Cokie Roberts revealed her grasp of history when, upon receiving her award, she said, “I love the idea of receiving an award with the name Jefferson on it. He would have hated the idea of a woman achieving this. He said ‘Women in public service is an idea the country is not ready for and neither am I.’”
“I’m a little nervous Leon is here,” she continued. “Who’s doing the spying? I assume there are satellites when you’re away.”
She addressed Sylvia, who stood near on the dais: “I was awfully glad you stayed here to run [the Panetta Institute]. It’s an island of civility in a sea of cacophony. People ask me if this is the most partisan time in history. No. They’re not shooting each other.” She cited historical disagreements among members of Congress, especially during Reconstruction, who would call each other out to duel with guns.
“Politicians and we in the media could learn so much from [students of the Panetta Policy Research] program. It’s essential graduates learn about public policy in this rational, interesting way. Leon and Sylvia are the best models of public service.”
Tom Brokaw limped to the stage when introduced, an effect from the cast on his leg from a broken ankle, which Sylvia paraphrased Brokaw as saying, while he was moderating a debate between Jerry Brown and Meg Whitman, “’Your state’s budget, like my ankle, is broken.’”
Brokaw took note of the actual awards, shaped like large crystal bowls: “I’ve always wanted a Pebble Beach martini glass.”
Then he took aim at Leon, saying that at other functions, attendees are often prompted to look under their plates for a number that denotes that they’ve won a prize; here, he said, “You get to pick which country to overthrow.”
He told the story of a stay at a Pebble Beach hotel with friend Peter Ueberroth, with both their young daughters in tow. He got a call from the front desk that the room next door had complained about the girls making a ruckus, which Brokaw’s wife denied. When they were leaving their room to check out, they saw the complainant: “It was someone I had known almost forever—your new governor, Jerry Brown. I said, ‘Jerry, how many times do I have to tell you? Get a life!’”

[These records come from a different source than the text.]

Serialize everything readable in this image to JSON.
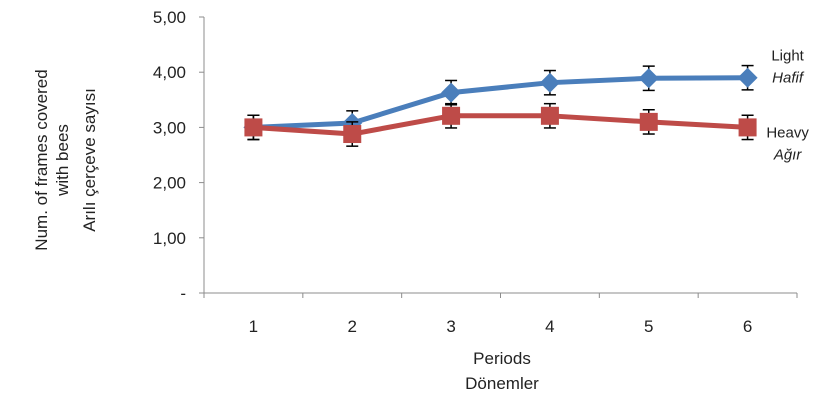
{
  "chart_data": {
    "type": "line",
    "categories": [
      "1",
      "2",
      "3",
      "4",
      "5",
      "6"
    ],
    "ylim": [
      0,
      5
    ],
    "ytick_values": [
      0,
      1,
      2,
      3,
      4,
      5
    ],
    "ytick_labels": [
      "-",
      "1,00",
      "2,00",
      "3,00",
      "4,00",
      "5,00"
    ],
    "xlabel_lines": [
      "Periods",
      "Dönemler"
    ],
    "ylabel_lines": [
      "Num. of frames covered",
      "with bees",
      "Arılı çerçeve sayısı"
    ],
    "grid": false,
    "legend": "inline-right",
    "series": [
      {
        "name": "Light",
        "name_alt": "Hafif",
        "color": "#4a7ebb",
        "marker": "diamond",
        "values": [
          3.0,
          3.08,
          3.63,
          3.81,
          3.89,
          3.9
        ],
        "errors": [
          0.22,
          0.22,
          0.22,
          0.22,
          0.22,
          0.22
        ]
      },
      {
        "name": "Heavy",
        "name_alt": "Ağır",
        "color": "#be4b48",
        "marker": "square",
        "values": [
          3.0,
          2.88,
          3.21,
          3.21,
          3.1,
          3.0
        ],
        "errors": [
          0.22,
          0.22,
          0.22,
          0.22,
          0.22,
          0.22
        ]
      }
    ]
  }
}
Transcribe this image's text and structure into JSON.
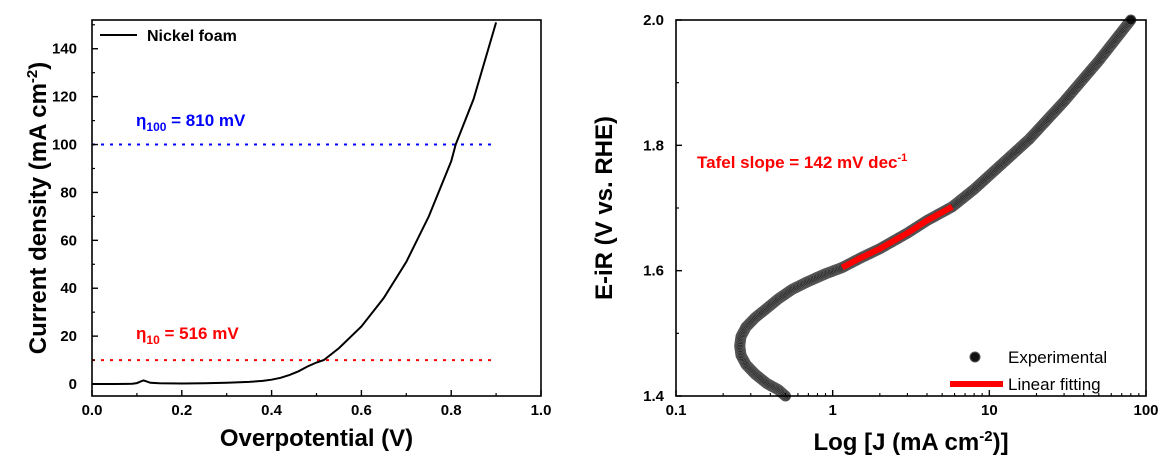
{
  "colors": {
    "axis": "#000000",
    "curve": "#000000",
    "eta10": "#ff0000",
    "eta100": "#0000ff",
    "fit": "#ff0000"
  },
  "chart_data": [
    {
      "type": "line",
      "title": "",
      "xlabel": "Overpotential (V)",
      "ylabel_main": "Current density (mA cm",
      "ylabel_sup": "-2",
      "ylabel_end": ")",
      "xlim": [
        0.0,
        1.0
      ],
      "ylim": [
        -5,
        152
      ],
      "xticks": [
        0.0,
        0.2,
        0.4,
        0.6,
        0.8,
        1.0
      ],
      "xtick_labels": [
        "0.0",
        "0.2",
        "0.4",
        "0.6",
        "0.8",
        "1.0"
      ],
      "yticks": [
        0,
        20,
        40,
        60,
        80,
        100,
        120,
        140
      ],
      "ytick_labels": [
        "0",
        "20",
        "40",
        "60",
        "80",
        "100",
        "120",
        "140"
      ],
      "legend_position": "top-left",
      "series": [
        {
          "name": "Nickel foam",
          "x": [
            0.0,
            0.05,
            0.09,
            0.1,
            0.11,
            0.115,
            0.12,
            0.13,
            0.15,
            0.2,
            0.25,
            0.3,
            0.35,
            0.38,
            0.4,
            0.42,
            0.44,
            0.46,
            0.48,
            0.5,
            0.516,
            0.55,
            0.6,
            0.65,
            0.7,
            0.75,
            0.8,
            0.81,
            0.85,
            0.9
          ],
          "y": [
            0.0,
            0.0,
            0.1,
            0.4,
            1.2,
            1.5,
            1.2,
            0.5,
            0.3,
            0.2,
            0.3,
            0.5,
            0.9,
            1.3,
            1.8,
            2.6,
            3.8,
            5.3,
            7.3,
            9.0,
            10.0,
            15.0,
            24.0,
            36.0,
            51.0,
            70.0,
            93.0,
            100.0,
            119.0,
            151.0
          ]
        }
      ],
      "reference_lines": [
        {
          "label": "η",
          "sub": "100",
          "rest": " = 810 mV",
          "y": 100,
          "color": "#0000ff"
        },
        {
          "label": "η",
          "sub": "10",
          "rest": " = 516 mV",
          "y": 10,
          "color": "#ff0000"
        }
      ]
    },
    {
      "type": "scatter",
      "title": "",
      "xlabel_main": "Log [J (mA cm",
      "xlabel_sup": "-2",
      "xlabel_end": ")]",
      "ylabel": "E-iR (V vs. RHE)",
      "xscale": "log",
      "xlim": [
        0.1,
        100
      ],
      "ylim": [
        1.4,
        2.0
      ],
      "xticks": [
        0.1,
        1,
        10,
        100
      ],
      "xtick_labels": [
        "0.1",
        "1",
        "10",
        "100"
      ],
      "yticks": [
        1.4,
        1.6,
        1.8,
        2.0
      ],
      "ytick_labels": [
        "1.4",
        "1.6",
        "1.8",
        "2.0"
      ],
      "legend_position": "bottom-right",
      "annotation_main": "Tafel slope = 142 mV dec",
      "annotation_sup": "-1",
      "series": [
        {
          "name": "Experimental",
          "x": [
            0.5,
            0.45,
            0.38,
            0.32,
            0.28,
            0.26,
            0.255,
            0.26,
            0.28,
            0.32,
            0.38,
            0.45,
            0.55,
            0.7,
            0.9,
            1.15,
            1.5,
            2.0,
            3.0,
            4.0,
            5.8,
            8.0,
            12.0,
            18.0,
            30.0,
            50.0,
            80.0
          ],
          "y": [
            1.4,
            1.41,
            1.42,
            1.435,
            1.45,
            1.465,
            1.48,
            1.495,
            1.51,
            1.525,
            1.54,
            1.555,
            1.57,
            1.583,
            1.595,
            1.605,
            1.62,
            1.635,
            1.66,
            1.68,
            1.702,
            1.73,
            1.77,
            1.81,
            1.87,
            1.935,
            2.0
          ]
        },
        {
          "name": "Linear fitting",
          "x": [
            1.15,
            1.5,
            2.0,
            3.0,
            4.0,
            5.8
          ],
          "y": [
            1.605,
            1.62,
            1.635,
            1.66,
            1.68,
            1.702
          ]
        }
      ]
    }
  ]
}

He reminisced about his early years in journalism, hanging out with other ambitious young journalists and “Republican and Democratic operatives” over “jug wine” and spaghetti dinners. But then his famous modulated voice dropped into a more somber timbre as he talked about young men and women from the “flinty hills of New England to the barrios of Texas” currently serving in Iraq and Afghanistan.
“They are less than one percent of the population, doing 100 percent of the fighting. It’s unjust to have these burdens born by these working class kids, and nothing is asked of the rest of us. The least we can do is figure out some other way to perform public service.
“We need to all think about stepping forward and re-enlisting as citizens.”
Heady stuff to lead into the coming four-course dinner.